Günler geçmişti. Ve zaman artık okul açılma dönemine gelmişti. Son onbeş gündür okula hergün geliyorlardı. Öğretmen arkadaşlarla tanımışlardı. Sema aynı okul içindeki altı sınıftan oluşan okul öncesi eğitim bölümünde hazırlıklarını tamamlamıştı. Baharda birinci sınıftan başlayacak olma heyecanı ile kıpır kıpırdı. Annesi ve babasının mesleklerini neden o kadar sevdiğini anlamıştı. Bu çok heyecanlıydı. Sevgi dolu bir meslekti.

Okul bahçesini dolduran veliler ve öğrenciler. Teker, teker sınıflarına dağılıyorlardı. Sema, kendi bölümünde çoktan başlamıştı. Bahar’da bugün ilk gün düşüncesiyle saçlarını güzelce maşa ile bukle haline getirmişti. Hafif makyaj yapmıştı. Zaten fazlaca güzeldi. Diz altı siyah kalem etek mavi bir bluz ile oldukça iddialı görünüyordu. Ağır adımlarla sınıfına doğru ilerledi. Kalbi yerinden çıkacak gibi atıyordu.
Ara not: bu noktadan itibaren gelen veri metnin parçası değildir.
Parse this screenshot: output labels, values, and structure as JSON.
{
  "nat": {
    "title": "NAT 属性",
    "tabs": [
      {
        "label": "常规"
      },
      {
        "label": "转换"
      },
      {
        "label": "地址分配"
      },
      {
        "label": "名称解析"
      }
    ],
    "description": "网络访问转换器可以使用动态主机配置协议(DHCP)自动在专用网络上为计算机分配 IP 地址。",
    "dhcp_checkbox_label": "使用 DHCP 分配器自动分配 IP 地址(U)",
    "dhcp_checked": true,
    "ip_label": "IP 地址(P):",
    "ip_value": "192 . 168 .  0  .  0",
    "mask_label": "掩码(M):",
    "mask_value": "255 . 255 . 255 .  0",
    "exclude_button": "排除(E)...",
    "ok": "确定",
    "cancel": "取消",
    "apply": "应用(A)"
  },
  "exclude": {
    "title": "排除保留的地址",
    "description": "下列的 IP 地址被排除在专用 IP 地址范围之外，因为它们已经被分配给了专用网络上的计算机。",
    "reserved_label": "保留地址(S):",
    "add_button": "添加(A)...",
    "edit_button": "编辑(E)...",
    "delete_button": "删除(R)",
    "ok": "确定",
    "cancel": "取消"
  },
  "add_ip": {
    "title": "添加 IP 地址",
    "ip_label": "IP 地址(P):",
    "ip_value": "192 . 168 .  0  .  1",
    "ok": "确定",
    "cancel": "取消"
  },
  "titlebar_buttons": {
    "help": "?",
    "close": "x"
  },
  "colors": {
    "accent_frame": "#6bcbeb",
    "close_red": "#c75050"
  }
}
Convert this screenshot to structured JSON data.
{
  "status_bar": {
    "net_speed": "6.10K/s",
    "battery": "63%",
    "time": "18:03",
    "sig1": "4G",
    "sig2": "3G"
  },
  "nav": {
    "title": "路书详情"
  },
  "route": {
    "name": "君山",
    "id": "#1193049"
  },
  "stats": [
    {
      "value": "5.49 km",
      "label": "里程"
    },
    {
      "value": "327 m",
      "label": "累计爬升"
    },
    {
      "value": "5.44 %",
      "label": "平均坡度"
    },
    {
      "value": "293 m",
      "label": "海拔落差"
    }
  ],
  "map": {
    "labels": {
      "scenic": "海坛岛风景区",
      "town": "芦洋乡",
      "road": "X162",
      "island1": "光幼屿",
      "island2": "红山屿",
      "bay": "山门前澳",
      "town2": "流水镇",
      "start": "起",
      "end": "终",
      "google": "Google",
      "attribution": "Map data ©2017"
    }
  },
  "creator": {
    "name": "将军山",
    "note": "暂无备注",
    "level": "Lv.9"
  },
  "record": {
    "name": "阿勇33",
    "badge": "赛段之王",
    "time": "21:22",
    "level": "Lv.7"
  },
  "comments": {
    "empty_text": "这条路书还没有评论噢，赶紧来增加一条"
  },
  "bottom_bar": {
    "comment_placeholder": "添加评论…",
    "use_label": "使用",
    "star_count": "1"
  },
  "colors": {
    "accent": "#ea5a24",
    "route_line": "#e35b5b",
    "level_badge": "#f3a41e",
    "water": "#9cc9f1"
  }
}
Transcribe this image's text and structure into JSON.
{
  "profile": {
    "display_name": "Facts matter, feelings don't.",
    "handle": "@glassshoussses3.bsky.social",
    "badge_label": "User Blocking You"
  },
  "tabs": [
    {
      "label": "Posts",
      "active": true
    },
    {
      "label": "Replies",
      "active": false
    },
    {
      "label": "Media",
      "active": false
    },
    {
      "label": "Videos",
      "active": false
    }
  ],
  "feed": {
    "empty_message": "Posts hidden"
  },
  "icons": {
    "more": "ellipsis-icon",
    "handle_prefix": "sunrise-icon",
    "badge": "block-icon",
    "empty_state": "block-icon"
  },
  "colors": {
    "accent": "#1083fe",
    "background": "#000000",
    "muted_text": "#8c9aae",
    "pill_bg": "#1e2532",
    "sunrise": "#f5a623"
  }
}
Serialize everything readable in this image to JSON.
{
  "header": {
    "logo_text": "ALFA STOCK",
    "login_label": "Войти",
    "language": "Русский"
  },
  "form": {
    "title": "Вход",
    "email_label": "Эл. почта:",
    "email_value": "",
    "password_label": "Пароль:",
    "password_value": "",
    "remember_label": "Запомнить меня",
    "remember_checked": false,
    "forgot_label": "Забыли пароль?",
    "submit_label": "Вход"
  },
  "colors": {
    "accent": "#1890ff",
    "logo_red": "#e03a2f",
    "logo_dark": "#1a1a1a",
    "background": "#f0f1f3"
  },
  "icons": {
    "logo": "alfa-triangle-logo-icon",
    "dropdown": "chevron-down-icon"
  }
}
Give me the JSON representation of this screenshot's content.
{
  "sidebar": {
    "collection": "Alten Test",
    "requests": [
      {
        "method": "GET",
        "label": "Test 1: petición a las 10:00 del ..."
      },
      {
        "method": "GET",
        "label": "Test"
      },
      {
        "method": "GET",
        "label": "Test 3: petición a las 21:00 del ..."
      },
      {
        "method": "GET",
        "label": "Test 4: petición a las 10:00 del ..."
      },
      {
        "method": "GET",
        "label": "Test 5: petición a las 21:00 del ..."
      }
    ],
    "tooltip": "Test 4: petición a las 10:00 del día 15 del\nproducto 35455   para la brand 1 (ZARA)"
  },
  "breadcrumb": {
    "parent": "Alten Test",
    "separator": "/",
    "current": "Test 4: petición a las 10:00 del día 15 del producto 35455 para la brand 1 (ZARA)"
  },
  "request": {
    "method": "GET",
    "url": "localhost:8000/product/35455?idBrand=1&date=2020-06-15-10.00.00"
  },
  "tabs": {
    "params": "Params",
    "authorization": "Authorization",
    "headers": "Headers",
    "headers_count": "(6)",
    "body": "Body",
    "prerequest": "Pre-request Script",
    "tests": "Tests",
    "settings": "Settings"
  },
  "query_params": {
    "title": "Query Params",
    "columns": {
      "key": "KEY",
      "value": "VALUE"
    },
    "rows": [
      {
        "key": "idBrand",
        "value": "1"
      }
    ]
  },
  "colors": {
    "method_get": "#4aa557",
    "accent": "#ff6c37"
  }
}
Sınıfına girdiğinde bazı veliler ve öğrenciler sınıftaydı. Masasına doğru ilerledi. Çantasını bırakıp sınıftakilere gülümsedi. Ağlayan öğrenciler vardı aralarında.

“Lütfen oturalım.” diyerek sakinlik sağlamaya çalıştı. Başarılı da olmuştu hani. Sesizce yerlerine oturdular.

“Sevgili çocuklar ve veliler ben öğretmeniniz Bahar Bozca, önünüzdeki dört yılı sizinle beraber geçireceğiz.”dedi. Kalbi kulaklarında atıyordu.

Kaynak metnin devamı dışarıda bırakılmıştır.